It was said in a major Dutch newspaper last year that Netflix seriously underpays/over pressures the translators:

https://www.nrc.nl/nieuws/2019/06/07/ondertitelaars-voelen-z...

Basically in “the good old days” translating/subtitling was a serious job for serious money. But it has been turned into almost a “work from home, gig economy Mechanical Turk” thing.

And the quality obviously suffers.


I won't even try the shows whose trailers have the problem stated in this thread.

It's blatantly obvious 3 seconds in. Very unprofessional.


That drives me crazy too! Some shows are pretty faithful, but others are way off. The otherwise-wonderful Cuatro Estaciones en la Habana is especially bad -- it replaces all the local Cuban slang w/ standard Spanish, e.g., they'll subtitle imbécil when the dialog is comemierda. Why would you do that?!

Also strongly agree w/ GP; in my experience, you've got to hide the english to learn anything. Otherwise your brain isn't working in the target language.

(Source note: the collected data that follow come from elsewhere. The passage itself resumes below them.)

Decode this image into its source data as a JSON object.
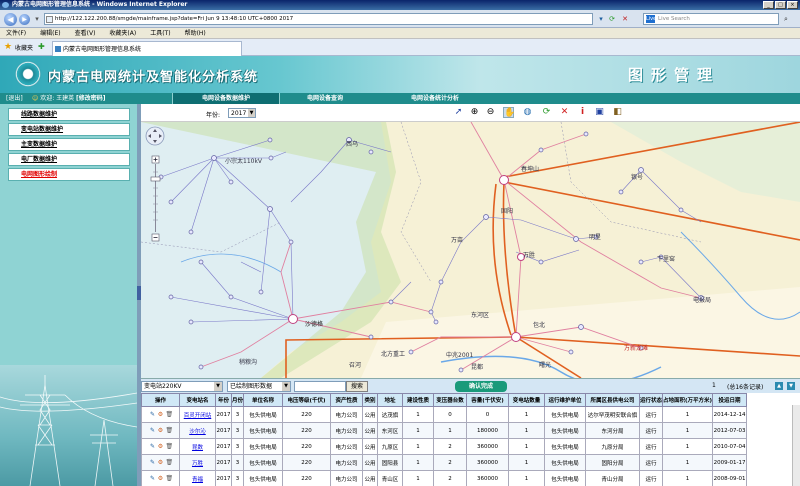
{
  "browser": {
    "window_title": "内蒙古电网图形管理信息系统 - Windows Internet Explorer",
    "url": "http://122.122.200.88/smgde/mainframe.jsp?date=Fri Jun 9 13:48:10 UTC+0800 2017",
    "search_placeholder": "Live Search",
    "search_brand": "Live",
    "menu": [
      "文件(F)",
      "编辑(E)",
      "查看(V)",
      "收藏夹(A)",
      "工具(T)",
      "帮助(H)"
    ],
    "favorites_label": "收藏夹",
    "tab_title": "内蒙古电网图形管理信息系统"
  },
  "app": {
    "title": "内蒙古电网统计及智能化分析系统",
    "module_title": "图形管理",
    "logout": "[退出]",
    "user_text": "欢迎: 王建英",
    "change_password": "[修改密码]",
    "nav_tabs": [
      {
        "label": "电网设备数据维护",
        "active": true
      },
      {
        "label": "电网设备查询",
        "active": false
      },
      {
        "label": "电网设备统计分析",
        "active": false
      }
    ]
  },
  "sidebar": {
    "items": [
      {
        "label": "线路数据维护",
        "active": false
      },
      {
        "label": "变电站数据维护",
        "active": false
      },
      {
        "label": "主变数据维护",
        "active": false
      },
      {
        "label": "电厂数据维护",
        "active": false
      },
      {
        "label": "电网图形绘制",
        "active": true
      }
    ]
  },
  "map_toolbar": {
    "year_label": "年份:",
    "year_value": "2017",
    "tools": [
      "pointer-icon",
      "zoom-in-icon",
      "zoom-out-icon",
      "pan-hand-icon",
      "globe-icon",
      "refresh-icon",
      "delete-icon",
      "info-icon",
      "save-icon",
      "layers-icon"
    ]
  },
  "map_labels": [
    "西乌",
    "小宗太110kV",
    "春坤山",
    "银号",
    "固阳",
    "明星",
    "万亩",
    "下里窑",
    "万胜",
    "电报局",
    "东河区",
    "沙德格",
    "召河",
    "包北",
    "北方重工",
    "中兆2001",
    "昆都",
    "曙光",
    "万新龙滩",
    "稍粮沟"
  ],
  "query_bar": {
    "type_value": "变电站220KV",
    "filter_value": "已绘制图形数据",
    "search_button": "搜索",
    "confirm_button": "确认完成",
    "page_number": "1",
    "record_count": "(总16条记录)"
  },
  "table": {
    "headers": [
      "操作",
      "变电站名",
      "年份",
      "月份",
      "单位名称",
      "电压等级(千伏)",
      "资产性质",
      "类别",
      "地址",
      "建设性质",
      "变压器台数",
      "容量(千伏安)",
      "变电站数量",
      "运行维护单位",
      "所属区县供电公司",
      "运行状态",
      "占地面积(万平方米)",
      "投运日期"
    ],
    "rows": [
      [
        "",
        "百灵开闭站",
        "2017",
        "3",
        "包头供电局",
        "220",
        "电力公司",
        "公用",
        "达茂旗",
        "1",
        "0",
        "0",
        "1",
        "包头供电局",
        "达尔罕茂明安联合旗",
        "运行",
        "1",
        "2014-12-14"
      ],
      [
        "",
        "沙尔沁",
        "2017",
        "3",
        "包头供电局",
        "220",
        "电力公司",
        "公用",
        "东河区",
        "1",
        "1",
        "180000",
        "1",
        "包头供电局",
        "东河分局",
        "运行",
        "1",
        "2012-07-03"
      ],
      [
        "",
        "昆数",
        "2017",
        "3",
        "包头供电局",
        "220",
        "电力公司",
        "公用",
        "九原区",
        "1",
        "2",
        "360000",
        "1",
        "包头供电局",
        "九原分局",
        "运行",
        "1",
        "2010-07-04"
      ],
      [
        "",
        "万胜",
        "2017",
        "3",
        "包头供电局",
        "220",
        "电力公司",
        "公用",
        "固阳县",
        "1",
        "2",
        "360000",
        "1",
        "包头供电局",
        "固阳分局",
        "运行",
        "1",
        "2009-01-17"
      ],
      [
        "",
        "青福",
        "2017",
        "3",
        "包头供电局",
        "220",
        "电力公司",
        "公用",
        "青山区",
        "1",
        "2",
        "360000",
        "1",
        "包头供电局",
        "青山分局",
        "运行",
        "1",
        "2008-09-01"
      ]
    ]
  }
}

Are the shows you're watching dubbed?

Was recently watching How to Sell Drugs Online (Fast), which is a German show originally, and the subtitles were off in a similar way. Drove me nuts!

I ended up switching the audio language to German and watching it with English subtitles, was a miles better experience for me.

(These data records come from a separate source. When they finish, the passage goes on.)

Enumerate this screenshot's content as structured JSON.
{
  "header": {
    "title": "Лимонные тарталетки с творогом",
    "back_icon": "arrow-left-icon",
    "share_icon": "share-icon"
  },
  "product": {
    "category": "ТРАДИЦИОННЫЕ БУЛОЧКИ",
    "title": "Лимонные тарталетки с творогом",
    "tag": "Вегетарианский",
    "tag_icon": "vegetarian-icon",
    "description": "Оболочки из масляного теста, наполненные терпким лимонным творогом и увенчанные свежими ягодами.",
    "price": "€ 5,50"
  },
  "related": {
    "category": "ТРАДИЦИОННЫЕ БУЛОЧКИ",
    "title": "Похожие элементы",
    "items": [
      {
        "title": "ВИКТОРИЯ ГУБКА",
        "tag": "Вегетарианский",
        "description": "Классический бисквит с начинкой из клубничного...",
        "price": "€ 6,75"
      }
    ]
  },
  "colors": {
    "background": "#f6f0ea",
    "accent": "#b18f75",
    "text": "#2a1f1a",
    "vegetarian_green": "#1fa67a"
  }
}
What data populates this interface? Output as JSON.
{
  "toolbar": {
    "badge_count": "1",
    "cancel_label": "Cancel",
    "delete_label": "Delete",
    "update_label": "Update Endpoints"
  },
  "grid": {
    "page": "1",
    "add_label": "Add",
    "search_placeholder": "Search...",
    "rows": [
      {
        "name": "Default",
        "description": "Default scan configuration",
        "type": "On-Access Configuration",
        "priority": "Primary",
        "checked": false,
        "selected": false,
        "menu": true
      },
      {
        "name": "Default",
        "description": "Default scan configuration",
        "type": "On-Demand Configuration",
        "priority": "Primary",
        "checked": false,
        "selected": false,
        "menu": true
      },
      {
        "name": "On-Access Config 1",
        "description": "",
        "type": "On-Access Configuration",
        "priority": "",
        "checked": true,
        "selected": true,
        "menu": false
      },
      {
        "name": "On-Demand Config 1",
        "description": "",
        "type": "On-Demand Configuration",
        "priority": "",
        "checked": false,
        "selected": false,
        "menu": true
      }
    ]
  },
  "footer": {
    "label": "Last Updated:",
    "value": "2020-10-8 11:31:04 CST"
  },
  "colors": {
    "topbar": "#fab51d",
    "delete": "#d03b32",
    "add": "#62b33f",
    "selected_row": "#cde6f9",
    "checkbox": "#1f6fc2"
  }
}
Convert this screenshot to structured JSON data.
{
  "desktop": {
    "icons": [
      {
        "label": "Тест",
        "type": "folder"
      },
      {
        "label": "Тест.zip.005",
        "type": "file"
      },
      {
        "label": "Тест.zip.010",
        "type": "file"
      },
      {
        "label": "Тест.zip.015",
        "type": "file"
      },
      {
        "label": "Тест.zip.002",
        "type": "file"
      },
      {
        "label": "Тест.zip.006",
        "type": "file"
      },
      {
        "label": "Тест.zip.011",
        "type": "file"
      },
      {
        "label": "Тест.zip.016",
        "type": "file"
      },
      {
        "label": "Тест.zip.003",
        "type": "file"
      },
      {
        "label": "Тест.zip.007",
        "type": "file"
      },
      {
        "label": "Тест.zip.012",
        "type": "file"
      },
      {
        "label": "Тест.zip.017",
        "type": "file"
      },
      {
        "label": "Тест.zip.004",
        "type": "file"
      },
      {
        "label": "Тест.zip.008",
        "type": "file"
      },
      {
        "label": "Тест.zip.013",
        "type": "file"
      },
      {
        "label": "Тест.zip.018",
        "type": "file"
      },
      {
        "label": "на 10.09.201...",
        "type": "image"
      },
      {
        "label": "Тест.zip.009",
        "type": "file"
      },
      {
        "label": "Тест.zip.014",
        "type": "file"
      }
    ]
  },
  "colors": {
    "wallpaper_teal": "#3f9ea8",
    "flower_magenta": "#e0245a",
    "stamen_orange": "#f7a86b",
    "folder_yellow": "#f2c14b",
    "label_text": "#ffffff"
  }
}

Nope, original English shows. What's frustrating is that my wife uses subtitles for learning how words are spelled, but the words spoken aren't the same as the ones written!


From what I've heard, when dubbing shows they normally adapt the translations for the dub to fit better with the character's mouth movements and to make it more 'idiomatic' in the target language, but the subtitles keep the literal translation. It would be interesting to learn why, I find it drives me crazy as well.


Semi-synced dubs are an early example of uncanny valley


This has been an issue with Netflix for years. It's almost as if the translators of movie or TV series don't have access to the videos themselves because every other sentence is slightly wrong.